What exactly is an architecture?

I’ve finished lesson 1 of the fastbook and I’m left confused on what exactly an architecture is.

Early on in the lesson, it states that an architecture is a working implementation of a model.

Then later on, the lesson states that an architecture is simply a template for a mathematical function, which is contrary to what was said earlier about an architecture being a working implementation (which doesn’t imply being a template).

Then after that, a formal definition is given:

The template of the model that we are trying to fit; the actual mathematical function that we are passing the input data and parameters to

And this formal definition is consistent to what was stated just before.

I suppose I’m being confused/misled by the initial statement on what an architecture is, which conflicts with what is said later.

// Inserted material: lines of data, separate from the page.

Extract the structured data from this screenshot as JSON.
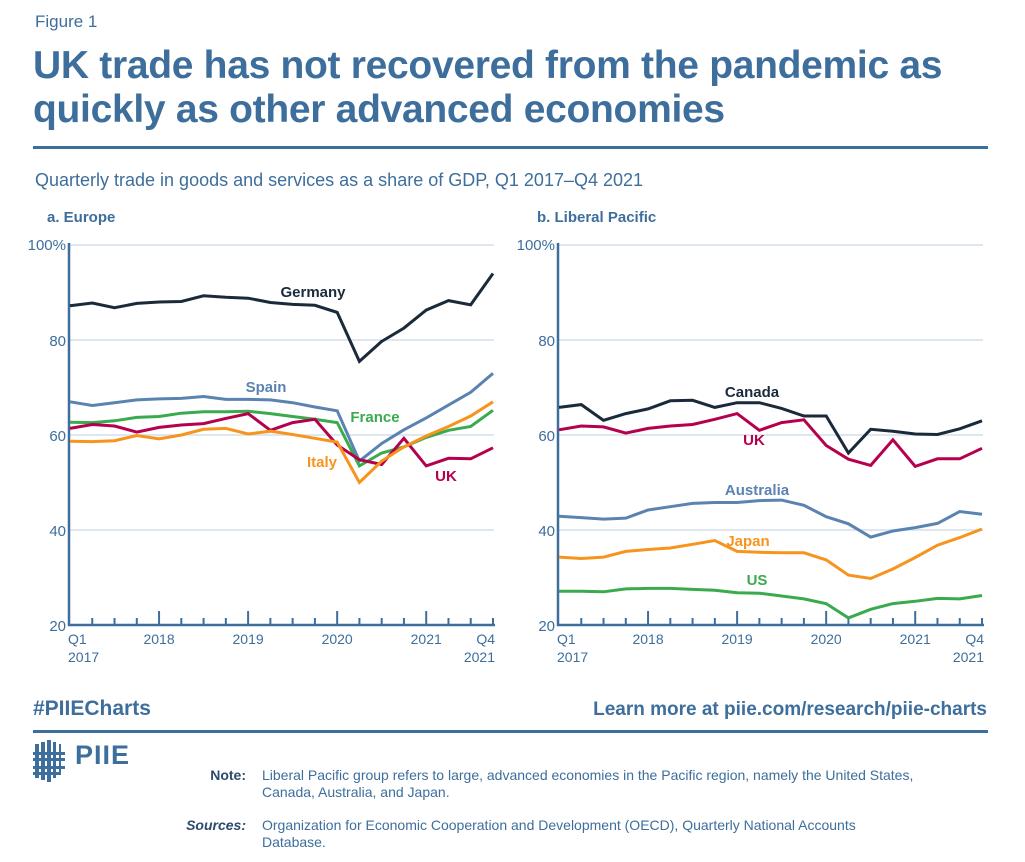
{
  "figure_label": "Figure 1",
  "title": "UK trade has not recovered from the pandemic as quickly as other advanced economies",
  "subtitle": "Quarterly trade in goods and services as a share of GDP, Q1 2017–Q4 2021",
  "footer": {
    "hashtag": "#PIIECharts",
    "learn_more": "Learn more at piie.com/research/piie-charts",
    "logo_text": "PIIE",
    "note_label": "Note:",
    "note_text": "Liberal Pacific group refers to large, advanced economies in the Pacific region, namely the United States, Canada, Australia, and Japan.",
    "sources_label": "Sources:",
    "sources_text": "Organization for Economic Cooperation and Development (OECD), Quarterly National Accounts Database."
  },
  "colors": {
    "brand": "#3d6e9c",
    "grid": "#d3dfeb",
    "Germany": "#1b2a3a",
    "Canada": "#1b2a3a",
    "Spain": "#5b83b1",
    "Australia": "#5b83b1",
    "France": "#3aaa4f",
    "US": "#3aaa4f",
    "UK": "#b5004d",
    "Italy": "#f7941d",
    "Japan": "#f7941d"
  },
  "chart_data": [
    {
      "type": "line",
      "title": "a. Europe",
      "xlabel": "",
      "ylabel": "",
      "ylim": [
        20,
        100
      ],
      "yticks": [
        20,
        40,
        60,
        80,
        100
      ],
      "ytick_labels": [
        "20",
        "40",
        "60",
        "80",
        "100%"
      ],
      "grid": true,
      "x": [
        "Q1 2017",
        "Q2 2017",
        "Q3 2017",
        "Q4 2017",
        "Q1 2018",
        "Q2 2018",
        "Q3 2018",
        "Q4 2018",
        "Q1 2019",
        "Q2 2019",
        "Q3 2019",
        "Q4 2019",
        "Q1 2020",
        "Q2 2020",
        "Q3 2020",
        "Q4 2020",
        "Q1 2021",
        "Q2 2021",
        "Q3 2021",
        "Q4 2021"
      ],
      "xtick_labels": [
        {
          "index": 0,
          "lines": [
            "Q1",
            "2017"
          ]
        },
        {
          "index": 4,
          "lines": [
            "2018"
          ]
        },
        {
          "index": 8,
          "lines": [
            "2019"
          ]
        },
        {
          "index": 12,
          "lines": [
            "2020"
          ]
        },
        {
          "index": 16,
          "lines": [
            "2021"
          ]
        },
        {
          "index": 19,
          "lines": [
            "Q4",
            "2021"
          ]
        }
      ],
      "series": [
        {
          "name": "Germany",
          "label": "Germany",
          "values": [
            87.2,
            87.8,
            86.8,
            87.7,
            88.0,
            88.1,
            89.3,
            89.0,
            88.8,
            87.9,
            87.5,
            87.3,
            85.8,
            75.5,
            79.7,
            82.5,
            86.3,
            88.3,
            87.4,
            94.0
          ]
        },
        {
          "name": "Spain",
          "label": "Spain",
          "values": [
            67.0,
            66.2,
            66.8,
            67.4,
            67.6,
            67.7,
            68.1,
            67.5,
            67.5,
            67.4,
            66.8,
            65.9,
            65.1,
            54.5,
            58.2,
            61.1,
            63.6,
            66.3,
            69.0,
            73.0
          ]
        },
        {
          "name": "France",
          "label": "France",
          "values": [
            62.7,
            62.6,
            63.0,
            63.7,
            63.9,
            64.6,
            64.9,
            64.9,
            65.0,
            64.5,
            63.9,
            63.3,
            62.6,
            53.5,
            56.2,
            57.5,
            59.5,
            61.0,
            61.8,
            65.2
          ]
        },
        {
          "name": "UK",
          "label": "UK",
          "values": [
            61.4,
            62.2,
            61.9,
            60.6,
            61.6,
            62.1,
            62.4,
            63.5,
            64.5,
            61.0,
            62.6,
            63.3,
            57.9,
            54.8,
            53.8,
            59.3,
            53.5,
            55.1,
            55.0,
            57.3
          ]
        },
        {
          "name": "Italy",
          "label": "Italy",
          "values": [
            58.7,
            58.6,
            58.8,
            59.9,
            59.2,
            60.0,
            61.2,
            61.4,
            60.2,
            60.8,
            60.1,
            59.3,
            58.5,
            50.0,
            54.5,
            57.5,
            59.8,
            61.8,
            64.0,
            67.0
          ]
        }
      ]
    },
    {
      "type": "line",
      "title": "b. Liberal Pacific",
      "xlabel": "",
      "ylabel": "",
      "ylim": [
        20,
        100
      ],
      "yticks": [
        20,
        40,
        60,
        80,
        100
      ],
      "ytick_labels": [
        "20",
        "40",
        "60",
        "80",
        "100%"
      ],
      "grid": true,
      "x": [
        "Q1 2017",
        "Q2 2017",
        "Q3 2017",
        "Q4 2017",
        "Q1 2018",
        "Q2 2018",
        "Q3 2018",
        "Q4 2018",
        "Q1 2019",
        "Q2 2019",
        "Q3 2019",
        "Q4 2019",
        "Q1 2020",
        "Q2 2020",
        "Q3 2020",
        "Q4 2020",
        "Q1 2021",
        "Q2 2021",
        "Q3 2021",
        "Q4 2021"
      ],
      "xtick_labels": [
        {
          "index": 0,
          "lines": [
            "Q1",
            "2017"
          ]
        },
        {
          "index": 4,
          "lines": [
            "2018"
          ]
        },
        {
          "index": 8,
          "lines": [
            "2019"
          ]
        },
        {
          "index": 12,
          "lines": [
            "2020"
          ]
        },
        {
          "index": 16,
          "lines": [
            "2021"
          ]
        },
        {
          "index": 19,
          "lines": [
            "Q4",
            "2021"
          ]
        }
      ],
      "series": [
        {
          "name": "Canada",
          "label": "Canada",
          "values": [
            65.8,
            66.4,
            63.1,
            64.5,
            65.5,
            67.2,
            67.3,
            65.8,
            66.8,
            66.8,
            65.6,
            64.0,
            64.0,
            56.2,
            61.2,
            60.8,
            60.2,
            60.1,
            61.3,
            63.0
          ]
        },
        {
          "name": "UK",
          "label": "UK",
          "values": [
            61.1,
            61.9,
            61.7,
            60.4,
            61.4,
            61.9,
            62.2,
            63.3,
            64.5,
            61.0,
            62.6,
            63.2,
            57.8,
            54.9,
            53.6,
            59.0,
            53.4,
            55.0,
            55.0,
            57.2
          ]
        },
        {
          "name": "Australia",
          "label": "Australia",
          "values": [
            42.9,
            42.6,
            42.3,
            42.5,
            44.2,
            44.9,
            45.6,
            45.8,
            45.8,
            46.2,
            46.3,
            45.2,
            42.8,
            41.3,
            38.5,
            39.8,
            40.5,
            41.4,
            43.9,
            43.3
          ]
        },
        {
          "name": "Japan",
          "label": "Japan",
          "values": [
            34.3,
            34.0,
            34.3,
            35.5,
            35.9,
            36.2,
            37.0,
            37.8,
            35.5,
            35.3,
            35.2,
            35.2,
            33.7,
            30.5,
            29.8,
            31.8,
            34.2,
            36.8,
            38.4,
            40.2
          ]
        },
        {
          "name": "US",
          "label": "US",
          "values": [
            27.1,
            27.1,
            27.0,
            27.6,
            27.7,
            27.7,
            27.5,
            27.3,
            26.8,
            26.7,
            26.1,
            25.5,
            24.5,
            21.5,
            23.3,
            24.5,
            25.0,
            25.6,
            25.5,
            26.2
          ]
        }
      ]
    }
  ]
}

I would appreciate if somebody could clarify what exactly an architecture is and if I should ignore the initial statement.

From my current understanding, the architecture is a template (the latter definition)where the weights are initialized as random, but it can also be pretrained (the former definition) where the weights have meaning since it was trained before on a different data set. You can either train the nonpretrained architecture from scratch or fine-tune the pretrained model for your specific task.

When you define a Learner object, there’s a parameter for pretrained. I believe that would toggle the architecture between the two definitions.

Thanks for the explanation! Makes more sense now.

I suppose then pretrained architectures are still templates (that are functional models at the same time) with already [somewhat] optimized parameters.